EXAMPLE 3 - Local Functions
Say you are writing a function and need a function that won't be used anywhere else. A typical solution is to define a function valid only inside the scope of the main one. Try this:
(defun SquareNumberList (AListOfIntegers)
"A silly function with an unnecessary
local function."
(let ((Square (lambda (ANumber) (* ANumber ANumber))))
(mapcar Square AListOfIntegers)
)
)
(SquareNumberList '(1 2 3))
This code block will return
(1 4 9)
The reason Square is not quoted in the above example is that S-expression is evaluated according to the rules I outlined above.
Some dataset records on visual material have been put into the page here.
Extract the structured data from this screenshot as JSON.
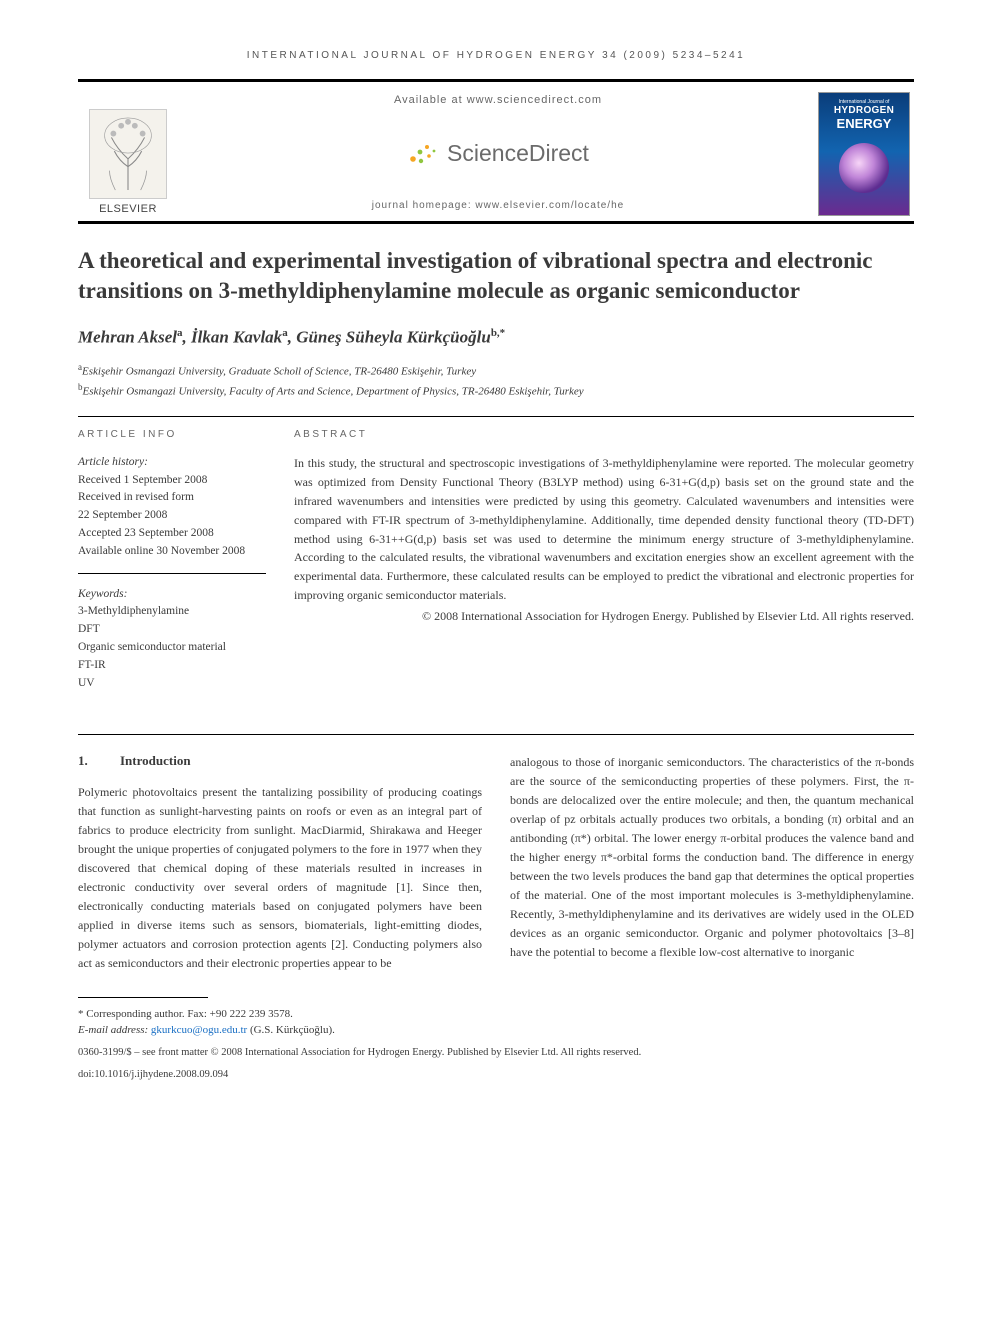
{
  "running_head": "INTERNATIONAL JOURNAL OF HYDROGEN ENERGY 34 (2009) 5234–5241",
  "header": {
    "available_at": "Available at www.sciencedirect.com",
    "sd_brand": "ScienceDirect",
    "homepage": "journal homepage: www.elsevier.com/locate/he",
    "elsevier": "ELSEVIER",
    "cover_line1": "International Journal of",
    "cover_line2": "HYDROGEN",
    "cover_line3": "ENERGY"
  },
  "title": "A theoretical and experimental investigation of vibrational spectra and electronic transitions on 3-methyldiphenylamine molecule as organic semiconductor",
  "authors_html": "Mehran Aksel<sup>a</sup>, İlkan Kavlak<sup>a</sup>, Güneş Süheyla Kürkçüoğlu<sup>b,*</sup>",
  "affiliations": [
    {
      "sup": "a",
      "text": "Eskişehir Osmangazi University, Graduate Scholl of Science, TR-26480 Eskişehir, Turkey"
    },
    {
      "sup": "b",
      "text": "Eskişehir Osmangazi University, Faculty of Arts and Science, Department of Physics, TR-26480 Eskişehir, Turkey"
    }
  ],
  "article_info": {
    "label": "ARTICLE INFO",
    "history_title": "Article history:",
    "history": [
      "Received 1 September 2008",
      "Received in revised form",
      "22 September 2008",
      "Accepted 23 September 2008",
      "Available online 30 November 2008"
    ],
    "keywords_title": "Keywords:",
    "keywords": [
      "3-Methyldiphenylamine",
      "DFT",
      "Organic semiconductor material",
      "FT-IR",
      "UV"
    ]
  },
  "abstract": {
    "label": "ABSTRACT",
    "text": "In this study, the structural and spectroscopic investigations of 3-methyldiphenylamine were reported. The molecular geometry was optimized from Density Functional Theory (B3LYP method) using 6-31+G(d,p) basis set on the ground state and the infrared wavenumbers and intensities were predicted by using this geometry. Calculated wavenumbers and intensities were compared with FT-IR spectrum of 3-methyldiphenylamine. Additionally, time depended density functional theory (TD-DFT) method using 6-31++G(d,p) basis set was used to determine the minimum energy structure of 3-methyldiphenylamine. According to the calculated results, the vibrational wavenumbers and excitation energies show an excellent agreement with the experimental data. Furthermore, these calculated results can be employed to predict the vibrational and electronic properties for improving organic semiconductor materials.",
    "copyright": "© 2008 International Association for Hydrogen Energy. Published by Elsevier Ltd. All rights reserved."
  },
  "intro": {
    "num": "1.",
    "heading": "Introduction",
    "col1": "Polymeric photovoltaics present the tantalizing possibility of producing coatings that function as sunlight-harvesting paints on roofs or even as an integral part of fabrics to produce electricity from sunlight. MacDiarmid, Shirakawa and Heeger brought the unique properties of conjugated polymers to the fore in 1977 when they discovered that chemical doping of these materials resulted in increases in electronic conductivity over several orders of magnitude ",
    "ref1": "[1]",
    "col1b": ". Since then, electronically conducting materials based on conjugated polymers have been applied in diverse items such as sensors, biomaterials, light-emitting diodes, polymer actuators and corrosion protection agents ",
    "ref2": "[2]",
    "col1c": ". Conducting polymers also act as semiconductors and their electronic properties appear to be",
    "col2": "analogous to those of inorganic semiconductors. The characteristics of the π-bonds are the source of the semiconducting properties of these polymers. First, the π-bonds are delocalized over the entire molecule; and then, the quantum mechanical overlap of pz orbitals actually produces two orbitals, a bonding (π) orbital and an antibonding (π*) orbital. The lower energy π-orbital produces the valence band and the higher energy π*-orbital forms the conduction band. The difference in energy between the two levels produces the band gap that determines the optical properties of the material. One of the most important molecules is 3-methyldiphenylamine. Recently, 3-methyldiphenylamine and its derivatives are widely used in the OLED devices as an organic semiconductor. Organic and polymer photovoltaics ",
    "ref3": "[3–8]",
    "col2b": " have the potential to become a flexible low-cost alternative to inorganic"
  },
  "footer": {
    "corr": "* Corresponding author. Fax: +90 222 239 3578.",
    "email_label": "E-mail address: ",
    "email": "gkurkcuo@ogu.edu.tr",
    "email_suffix": " (G.S. Kürkçüoğlu).",
    "line1": "0360-3199/$ – see front matter © 2008 International Association for Hydrogen Energy. Published by Elsevier Ltd. All rights reserved.",
    "line2": "doi:10.1016/j.ijhydene.2008.09.094"
  },
  "colors": {
    "text": "#3a3a3a",
    "ref_link": "#1bb08e",
    "email_link": "#1a6fc4",
    "sd_orange": "#f5a623",
    "sd_green": "#8fc63f"
  }
}
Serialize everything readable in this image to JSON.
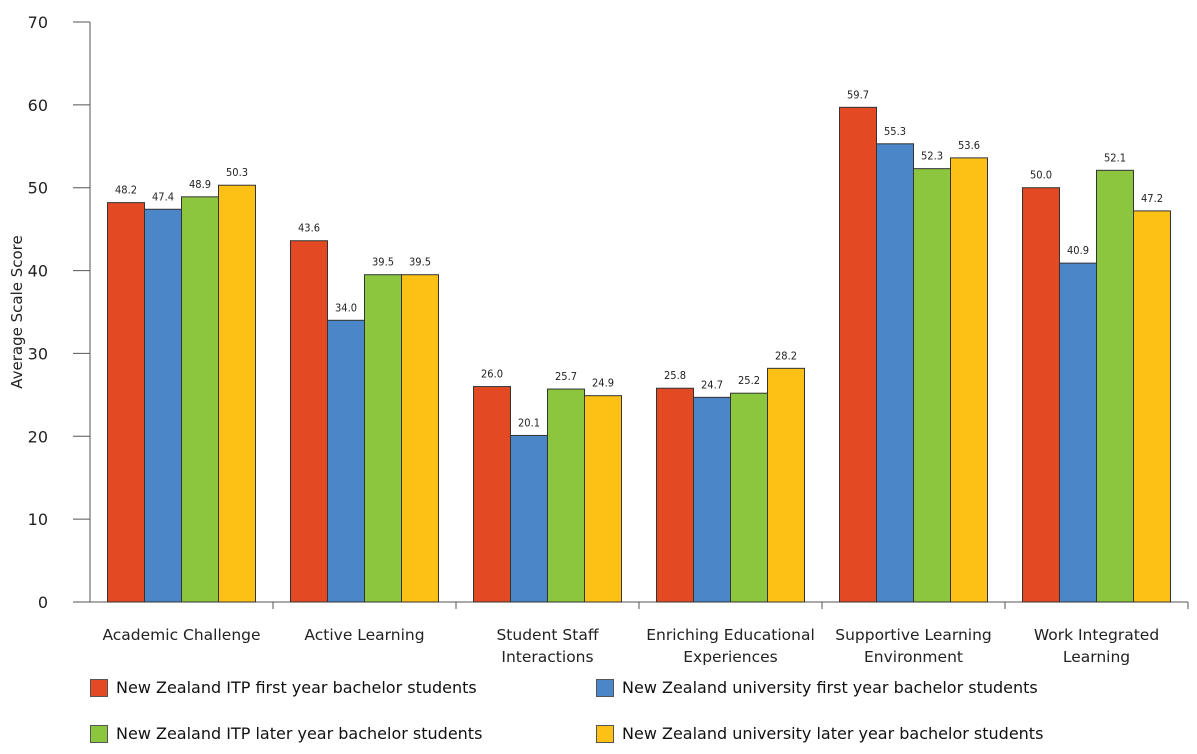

First, Lisp pulls the functional definition of mapcar
. Next, Lisp pulls the contents of its second argument's (e.g. 'Square) value cell. Finally, it returns (1 2 3)
unevaluated for the third argument.
EXAMPLE 4 - Contents of a Symbol's Value and Function Cells
Here is one case when quotes are required.
(setq ASymbol "Symbol's Value")
(fset 'ASymbol (lambda () "Symbol's Function"))
(progn
(print (format "Symbol's value -> %s" (symbol-value 'ASymbol)))
(print (format "Symbol's function -> %s" (symbol-function 'ASymbol)))
)
The above code will evaluate to
"Symbol's value -> Symbol's Value"
"Symbol's function -> (lambda nil Symbol's Function)"
nil
Quote are required in
(fset 'ASymbol (lambda () "Symbol's Function"))
and
(symbol-value 'ASymbol)
and
(symbol-function 'ASymbol)
because otherwise Lisp would get the value of ASymbol in each case, preventing fset
, symbol-value, and symbol-function from working correctly.
I hope this lengthy post proves useful to someone.